BOOK III. WAITING FOR DEATH.
32. CHAPTER XXXII.
(continued)
"I don't mind if I have a slice of that ham, and a glass of that ale,
Miss Garth, if you will allow me," he said, coming into the parlor
at half-past eleven, after having had the exceptional privilege
of seeing old Featherstone, and standing with his back to the fire
between Mrs. Waule and Solomon.
"It's not necessary for you to go out;--let me ring the bell."
"Thank you," said Mary, "I have an errand."
"Well, Mr. Trumbull, you're highly favored," said Mrs. Waule.
"What! seeing the old man?" said the auctioneer, playing with his seals
dispassionately. "Ah, you see he has relied on me considerably."
Here he pressed his lips together, and frowned meditatively.
"Might anybody ask what their brother has been saying?" said Solomon,
in a soft tone of humility, in which he had a sense of luxurious cunning,
he being a rich man and not in need of it.
"Oh yes, anybody may ask," said Mr. Trumbull, with loud and
good-humored though cutting sarcasm. "Anybody may interrogate.
Any one may give their remarks an interrogative turn," he continued,
his sonorousness rising with his style. "This is constantly done
by good speakers, even when they anticipate no answer. It is what we
call a figure of speech--speech at a high figure, as one may say."

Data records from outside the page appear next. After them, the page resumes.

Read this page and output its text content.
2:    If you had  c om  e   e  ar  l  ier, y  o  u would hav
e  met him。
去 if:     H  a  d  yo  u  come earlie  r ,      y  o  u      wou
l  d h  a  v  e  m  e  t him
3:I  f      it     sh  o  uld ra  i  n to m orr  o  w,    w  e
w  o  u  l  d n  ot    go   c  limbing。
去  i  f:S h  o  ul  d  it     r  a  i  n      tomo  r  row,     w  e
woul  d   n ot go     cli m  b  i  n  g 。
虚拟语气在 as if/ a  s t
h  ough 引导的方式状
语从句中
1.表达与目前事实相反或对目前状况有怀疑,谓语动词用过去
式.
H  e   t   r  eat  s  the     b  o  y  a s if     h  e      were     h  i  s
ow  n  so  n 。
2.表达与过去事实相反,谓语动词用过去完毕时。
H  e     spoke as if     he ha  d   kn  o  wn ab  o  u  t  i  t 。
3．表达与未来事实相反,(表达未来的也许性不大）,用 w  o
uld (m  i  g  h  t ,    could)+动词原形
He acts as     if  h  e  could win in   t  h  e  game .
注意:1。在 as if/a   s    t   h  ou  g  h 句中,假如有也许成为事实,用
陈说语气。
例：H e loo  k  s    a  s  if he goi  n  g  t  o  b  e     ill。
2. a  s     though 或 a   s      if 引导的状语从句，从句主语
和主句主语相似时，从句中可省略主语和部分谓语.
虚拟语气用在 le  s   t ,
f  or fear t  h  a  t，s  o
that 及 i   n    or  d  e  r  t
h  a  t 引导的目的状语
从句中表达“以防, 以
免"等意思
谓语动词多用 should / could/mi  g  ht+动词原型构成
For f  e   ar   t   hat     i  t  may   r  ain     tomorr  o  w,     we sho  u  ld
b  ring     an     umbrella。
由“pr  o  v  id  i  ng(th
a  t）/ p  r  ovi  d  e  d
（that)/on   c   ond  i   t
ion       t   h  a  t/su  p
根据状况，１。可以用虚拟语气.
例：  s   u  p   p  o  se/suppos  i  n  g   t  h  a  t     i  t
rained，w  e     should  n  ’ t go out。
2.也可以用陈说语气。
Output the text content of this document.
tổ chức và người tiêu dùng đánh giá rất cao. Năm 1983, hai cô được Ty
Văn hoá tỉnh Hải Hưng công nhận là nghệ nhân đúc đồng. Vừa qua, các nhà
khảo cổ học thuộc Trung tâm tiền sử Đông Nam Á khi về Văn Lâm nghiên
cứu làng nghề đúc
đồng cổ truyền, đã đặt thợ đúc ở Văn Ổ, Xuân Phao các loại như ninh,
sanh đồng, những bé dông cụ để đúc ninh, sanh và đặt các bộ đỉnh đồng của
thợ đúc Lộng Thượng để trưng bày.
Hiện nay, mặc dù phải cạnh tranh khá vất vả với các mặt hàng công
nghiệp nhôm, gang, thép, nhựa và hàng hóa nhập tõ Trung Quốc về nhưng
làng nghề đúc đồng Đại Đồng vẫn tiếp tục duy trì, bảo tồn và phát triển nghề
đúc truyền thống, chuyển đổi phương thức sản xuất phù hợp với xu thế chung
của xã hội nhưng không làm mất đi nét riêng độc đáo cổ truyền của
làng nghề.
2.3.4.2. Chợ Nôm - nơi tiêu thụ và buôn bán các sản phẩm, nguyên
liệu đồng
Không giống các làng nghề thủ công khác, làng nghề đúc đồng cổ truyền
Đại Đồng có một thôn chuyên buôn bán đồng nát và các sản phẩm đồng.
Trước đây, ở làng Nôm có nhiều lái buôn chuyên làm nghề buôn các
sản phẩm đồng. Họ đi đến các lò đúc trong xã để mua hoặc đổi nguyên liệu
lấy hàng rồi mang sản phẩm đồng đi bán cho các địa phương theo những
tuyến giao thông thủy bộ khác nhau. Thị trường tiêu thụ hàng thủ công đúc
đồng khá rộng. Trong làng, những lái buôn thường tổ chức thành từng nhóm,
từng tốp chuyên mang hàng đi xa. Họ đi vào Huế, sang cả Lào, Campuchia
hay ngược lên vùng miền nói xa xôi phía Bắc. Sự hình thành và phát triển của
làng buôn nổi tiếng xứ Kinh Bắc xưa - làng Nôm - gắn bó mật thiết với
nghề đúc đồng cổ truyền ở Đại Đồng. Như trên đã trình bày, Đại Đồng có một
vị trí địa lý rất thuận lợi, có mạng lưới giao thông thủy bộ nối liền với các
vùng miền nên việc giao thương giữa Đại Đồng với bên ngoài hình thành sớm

The eloquent auctioneer smiled at his own ingenuity.
"I shouldn't be sorry to hear he'd remembered you, Mr. Trumbull,"
said Solomon. "I never was against the deserving. It's the
undeserving I'm against."
"Ah, there it is, you see, there it is," said Mr. Trumbull,
significantly. "It can't be denied that undeserving people have
been legatees, and even residuary legatees. It is so, with testamentary
dispositions." Again he pursed up his lips and frowned a little.
"Do you mean to say for certain, Mr. Trumbull, that my brother has
left his land away from our family?" said Mrs. Waule, on whom,
as an unhopeful woman, those long words had a depressing effect.